Ma Asilah è anche un luogo che, prima delle ingiuste divisioni esatte dalla storia, accoglie in un clima di pace che è solo naturale conseguenza delle buone volontà umane, le reciproche dolcezze dell’islamico e dell’ebreo insieme, le cui tracce, quando tutto ormai è franato nel peggio, stanno in una cadente sinagoga e nelle lapidi sconnesse dell’abbandonato cimitero ebraico che guarda il mare.
Quello che più sorprende, in questa operazione di avvicinamento nel tempo e nello spazio al tempo e allo spazio di artisti e scrittori, della loro terra, del mondo e dei vari umani che in essa e attorno a essa respirano, è la capacità della lingua di farsi materia viva delle cose che nomina, lingua governata da un entusiasmo così ben dispiegato e sapiente da andare oltre il coinvolgere, e infatti il miracolo che Tarquini rende possibile, in Blu di metilene, è di trasferire in me lettore quel bagaglio di vissuto che, da indiscutibilmente suo, non per consueta identificazione riesce a farsi anche mio al punto da indurmi non solo a conoscere ciò che ignoravo ma, irretito da un meccanismo di invisibili false agnizioni, a credere di aver fortunatamente ricordato quanto di più vivo e luminoso portavo sepolto nella memoria.

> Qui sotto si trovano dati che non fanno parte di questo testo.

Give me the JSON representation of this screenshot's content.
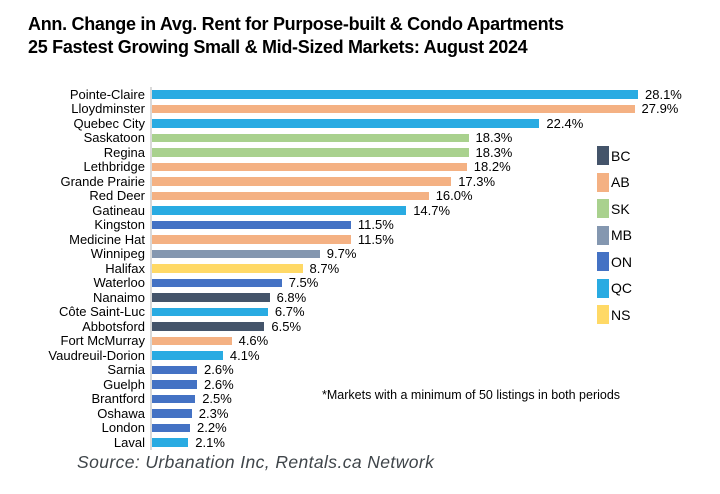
{
  "title": {
    "line1": "Ann. Change in Avg. Rent for Purpose-built & Condo Apartments",
    "line2": "25 Fastest Growing Small & Mid-Sized Markets: August 2024"
  },
  "footnote": "*Markets with a minimum of 50 listings in both periods",
  "source": "Source: Urbanation Inc, Rentals.ca Network",
  "chart_data": {
    "type": "bar",
    "orientation": "horizontal",
    "title": "Ann. Change in Avg. Rent for Purpose-built & Condo Apartments",
    "subtitle": "25 Fastest Growing Small & Mid-Sized Markets: August 2024",
    "value_unit": "%",
    "xlim": [
      0,
      30
    ],
    "grid": false,
    "legend_position": "right",
    "legend": [
      {
        "code": "BC",
        "color": "#44546A"
      },
      {
        "code": "AB",
        "color": "#F4B183"
      },
      {
        "code": "SK",
        "color": "#A9D18E"
      },
      {
        "code": "MB",
        "color": "#8497B0"
      },
      {
        "code": "ON",
        "color": "#4472C4"
      },
      {
        "code": "QC",
        "color": "#29ABE2"
      },
      {
        "code": "NS",
        "color": "#FFD966"
      }
    ],
    "markets": [
      {
        "name": "Pointe-Claire",
        "value": 28.1,
        "label": "28.1%",
        "province": "QC"
      },
      {
        "name": "Lloydminster",
        "value": 27.9,
        "label": "27.9%",
        "province": "AB"
      },
      {
        "name": "Quebec City",
        "value": 22.4,
        "label": "22.4%",
        "province": "QC"
      },
      {
        "name": "Saskatoon",
        "value": 18.3,
        "label": "18.3%",
        "province": "SK"
      },
      {
        "name": "Regina",
        "value": 18.3,
        "label": "18.3%",
        "province": "SK"
      },
      {
        "name": "Lethbridge",
        "value": 18.2,
        "label": "18.2%",
        "province": "AB"
      },
      {
        "name": "Grande Prairie",
        "value": 17.3,
        "label": "17.3%",
        "province": "AB"
      },
      {
        "name": "Red Deer",
        "value": 16.0,
        "label": "16.0%",
        "province": "AB"
      },
      {
        "name": "Gatineau",
        "value": 14.7,
        "label": "14.7%",
        "province": "QC"
      },
      {
        "name": "Kingston",
        "value": 11.5,
        "label": "11.5%",
        "province": "ON"
      },
      {
        "name": "Medicine Hat",
        "value": 11.5,
        "label": "11.5%",
        "province": "AB"
      },
      {
        "name": "Winnipeg",
        "value": 9.7,
        "label": "9.7%",
        "province": "MB"
      },
      {
        "name": "Halifax",
        "value": 8.7,
        "label": "8.7%",
        "province": "NS"
      },
      {
        "name": "Waterloo",
        "value": 7.5,
        "label": "7.5%",
        "province": "ON"
      },
      {
        "name": "Nanaimo",
        "value": 6.8,
        "label": "6.8%",
        "province": "BC"
      },
      {
        "name": "Côte Saint-Luc",
        "value": 6.7,
        "label": "6.7%",
        "province": "QC"
      },
      {
        "name": "Abbotsford",
        "value": 6.5,
        "label": "6.5%",
        "province": "BC"
      },
      {
        "name": "Fort McMurray",
        "value": 4.6,
        "label": "4.6%",
        "province": "AB"
      },
      {
        "name": "Vaudreuil-Dorion",
        "value": 4.1,
        "label": "4.1%",
        "province": "QC"
      },
      {
        "name": "Sarnia",
        "value": 2.6,
        "label": "2.6%",
        "province": "ON"
      },
      {
        "name": "Guelph",
        "value": 2.6,
        "label": "2.6%",
        "province": "ON"
      },
      {
        "name": "Brantford",
        "value": 2.5,
        "label": "2.5%",
        "province": "ON"
      },
      {
        "name": "Oshawa",
        "value": 2.3,
        "label": "2.3%",
        "province": "ON"
      },
      {
        "name": "London",
        "value": 2.2,
        "label": "2.2%",
        "province": "ON"
      },
      {
        "name": "Laval",
        "value": 2.1,
        "label": "2.1%",
        "province": "QC"
      }
    ]
  }
}
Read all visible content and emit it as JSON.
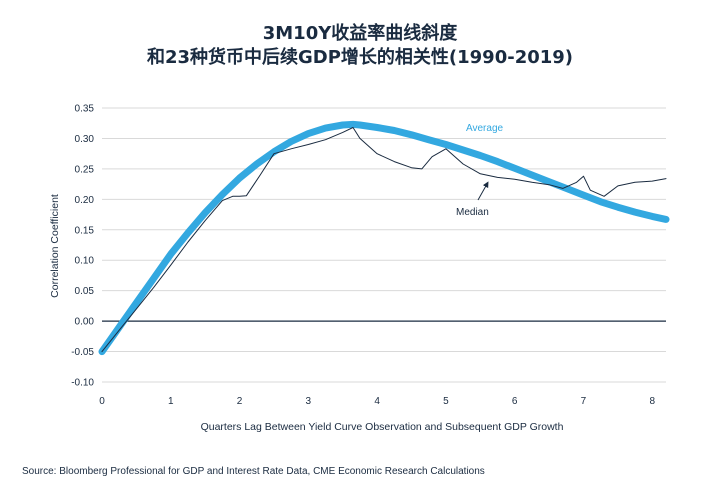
{
  "title": {
    "line1": "3M10Y收益率曲线斜度",
    "line2": "和23种货币中后续GDP增长的相关性(1990-2019)"
  },
  "source": "Source: Bloomberg Professional for GDP and Interest Rate Data, CME Economic Research Calculations",
  "colors": {
    "average": "#33a8e0",
    "median": "#1a2b40",
    "grid": "#d9d9d9",
    "text": "#1a2b40",
    "zero_line": "#1a2b40"
  },
  "chart_data": {
    "type": "line",
    "xlabel": "Quarters Lag Between Yield Curve Observation and Subsequent GDP Growth",
    "ylabel": "Correlation Coefficient",
    "xlim": [
      0,
      8.2
    ],
    "ylim": [
      -0.1,
      0.35
    ],
    "x_ticks": [
      "0",
      "1",
      "2",
      "3",
      "4",
      "5",
      "6",
      "7",
      "8"
    ],
    "y_ticks": [
      "-0.10",
      "-0.05",
      "0.00",
      "0.05",
      "0.10",
      "0.15",
      "0.20",
      "0.25",
      "0.30",
      "0.35"
    ],
    "grid": "horizontal",
    "series": [
      {
        "name": "Average",
        "color": "#33a8e0",
        "x": [
          0,
          0.25,
          0.5,
          0.75,
          1,
          1.25,
          1.5,
          1.75,
          2,
          2.25,
          2.5,
          2.75,
          3,
          3.25,
          3.5,
          3.65,
          3.75,
          4,
          4.25,
          4.5,
          4.75,
          5,
          5.25,
          5.5,
          5.75,
          6,
          6.25,
          6.5,
          6.75,
          7,
          7.25,
          7.5,
          7.75,
          8,
          8.2
        ],
        "values": [
          -0.05,
          -0.01,
          0.03,
          0.07,
          0.11,
          0.145,
          0.178,
          0.208,
          0.235,
          0.258,
          0.278,
          0.295,
          0.308,
          0.317,
          0.322,
          0.323,
          0.322,
          0.318,
          0.313,
          0.306,
          0.298,
          0.29,
          0.281,
          0.272,
          0.262,
          0.251,
          0.24,
          0.229,
          0.218,
          0.207,
          0.196,
          0.187,
          0.179,
          0.172,
          0.167
        ]
      },
      {
        "name": "Median",
        "color": "#1a2b40",
        "x": [
          0,
          0.25,
          0.5,
          0.75,
          1,
          1.25,
          1.5,
          1.75,
          1.9,
          2.0,
          2.1,
          2.3,
          2.5,
          2.75,
          3,
          3.25,
          3.5,
          3.65,
          3.75,
          4,
          4.25,
          4.5,
          4.65,
          4.8,
          5,
          5.25,
          5.5,
          5.75,
          6,
          6.25,
          6.5,
          6.7,
          6.9,
          7.0,
          7.1,
          7.3,
          7.5,
          7.75,
          8,
          8.2
        ],
        "values": [
          -0.05,
          -0.015,
          0.02,
          0.055,
          0.092,
          0.13,
          0.165,
          0.198,
          0.205,
          0.205,
          0.206,
          0.24,
          0.275,
          0.283,
          0.29,
          0.298,
          0.31,
          0.318,
          0.3,
          0.275,
          0.262,
          0.252,
          0.25,
          0.27,
          0.283,
          0.258,
          0.242,
          0.236,
          0.233,
          0.228,
          0.224,
          0.218,
          0.228,
          0.238,
          0.215,
          0.205,
          0.222,
          0.228,
          0.23,
          0.234
        ]
      }
    ],
    "annotations": [
      {
        "text": "Average",
        "series": "Average"
      },
      {
        "text": "Median",
        "series": "Median"
      }
    ]
  }
}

E fra cronache e leggende, presenze fantasmatiche e incerte che dicono senza parole l’indicibile, assistiamo a passaggi di figure reali, fra gli altri, Toni Maraini, che ha vissuto a lungo in Marocco, oltre ad aver sposato il grande artista Mohammed Melehi, scomparso a novembre del 2020, a Parigi, vittima del Covid, e Tarquini, dopo aver pronunciato ad alta voce le iscrizioni sulle lapidi del cimitero ebraico perché a quel suono di nomi sconosciuti le loro assenze si facciano più prossime, recita i nomi “degli amici, perché continuino a esprimere il fascino e il potere del loro essere più profondo, in essi racchiuso fin dentro ogni sillaba e lettera e suono”, e li nomina tutti, vivi e morti, raccontando così anche l’inesausta azione del tempo che dà e toglie come sempre, e su questa sorta di polifonica liturgia che non sta in chiusura del libro ma ben ne rappresenta uno dei molti spiriti, interrompiamo il vano tentativo di rendere (solo la citazione dell’intero testo riuscirebbe a farlo) anime e qualità di questa fantasmagorica impronta che una storia fatta di molte storie ha lasciato nell’autore sotto forma di voluttà testimoniale così ben riuscita per cui, chiuso il libro, molto più ricco e pieno di luci proprie e riflesse di quanto non siamo riusciti a ricordare, non ci si rassegna facilmente alla sua fine e non potendo contare su un seguito, perché i pezzi unici non lo ammettono, in attesa di una rilettura meno eccitata che permetta di distinguere con più avvedutezza i rapporti fra i dettagli, possiamo chiedere soccorso alla rete in cerca di immagini, notizie, volti e biografie che, pur non potendo competere con l’originale, almeno, col pretesto di un’oggettività a rispettosa misura del fantasticato, aiutino a rendere meno doloroso e spaesante il distacco.